Royal Sonesta Harbor Court Hotel
Crystal Moll, a Baltimore artist with a career spanning nearly three decades, partnered with the Royal Sonesta Harbor Court Hotel to rotate work through its second-floor exhibit. Moll has most recently installed new works for a show titled “Urban and Land-Scapes” that shows work from local artists that runs until mid-March.

Moll, whose own gallery is only blocks away from Royal Sonesta, describes the hotel as “very community-oriented.” The hotel gallery has sold at least five or six artists’ works with 10 percent of the profits going toward a men’s shelter in Federal Hill.

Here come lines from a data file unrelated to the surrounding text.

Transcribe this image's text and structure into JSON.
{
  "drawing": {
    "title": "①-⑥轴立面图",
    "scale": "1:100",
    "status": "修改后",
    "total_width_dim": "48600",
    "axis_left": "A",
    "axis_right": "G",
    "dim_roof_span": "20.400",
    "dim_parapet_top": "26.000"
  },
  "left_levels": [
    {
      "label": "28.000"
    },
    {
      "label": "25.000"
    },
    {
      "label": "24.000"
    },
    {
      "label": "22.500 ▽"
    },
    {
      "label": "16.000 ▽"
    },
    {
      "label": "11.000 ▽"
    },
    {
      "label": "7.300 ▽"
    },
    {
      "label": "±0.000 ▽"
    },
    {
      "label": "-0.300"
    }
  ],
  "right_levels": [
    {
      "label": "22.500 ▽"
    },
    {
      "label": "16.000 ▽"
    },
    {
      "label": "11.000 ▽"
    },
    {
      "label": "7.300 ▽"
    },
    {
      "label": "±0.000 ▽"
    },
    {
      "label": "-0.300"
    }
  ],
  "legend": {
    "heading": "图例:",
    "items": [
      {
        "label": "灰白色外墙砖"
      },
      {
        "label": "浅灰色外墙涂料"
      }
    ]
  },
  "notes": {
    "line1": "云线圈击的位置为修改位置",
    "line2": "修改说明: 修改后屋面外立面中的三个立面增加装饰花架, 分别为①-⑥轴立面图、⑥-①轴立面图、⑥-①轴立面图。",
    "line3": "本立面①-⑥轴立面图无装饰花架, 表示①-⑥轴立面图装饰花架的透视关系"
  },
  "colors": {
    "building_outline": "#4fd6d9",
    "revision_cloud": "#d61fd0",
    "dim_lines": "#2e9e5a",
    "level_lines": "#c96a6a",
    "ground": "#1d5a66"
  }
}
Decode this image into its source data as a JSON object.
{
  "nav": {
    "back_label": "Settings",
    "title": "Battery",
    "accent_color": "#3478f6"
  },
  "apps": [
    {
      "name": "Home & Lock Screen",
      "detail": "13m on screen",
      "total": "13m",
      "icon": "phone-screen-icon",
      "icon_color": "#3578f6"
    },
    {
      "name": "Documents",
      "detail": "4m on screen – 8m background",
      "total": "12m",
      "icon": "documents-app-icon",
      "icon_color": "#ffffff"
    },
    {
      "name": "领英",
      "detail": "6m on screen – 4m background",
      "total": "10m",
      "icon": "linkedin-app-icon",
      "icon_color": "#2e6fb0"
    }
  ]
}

“I tell almost every young artist I deal with . . . to go put their paintings in restaurant, to put them in their dentist’s office, to put them in their accountant’s office—literally wherever they can,” Moll says. “Have a wall that shows their work off. It’s a long building process if you’re going to be an artist and be successful.”

Station North Arts Cafe
Station North Arts Cafe Owner Kevin Brown has been selecting work from Baltimore artists for the joint’s two galleries for more than a decade. In that time, about 144 artists’ works have cycled through the walls—with about $60,000 worth of sales going into their pockets.

Some of the artists have gone on to launch widely successful careers, such as Stephen Towns, who has an upcoming exhibit at the Baltimore Museum of Art, or Alfonso Fernandez, a Creative Alliance artist in residence. “There’s been growth for the artists that we’ve shown here — both male and female, black and white, young and old,” says Brown. “The only requirement is that you’re from Baltimore.”

Brown describes the cafe as a “simple thread in the tapestry” in Charm City’s vast art scene. “It’s here, it’s authentic, it’s grown organically,” Brown says. “It’s not just a trend or fad. It has legs to come and stand up. It’s going to be around for a minute.”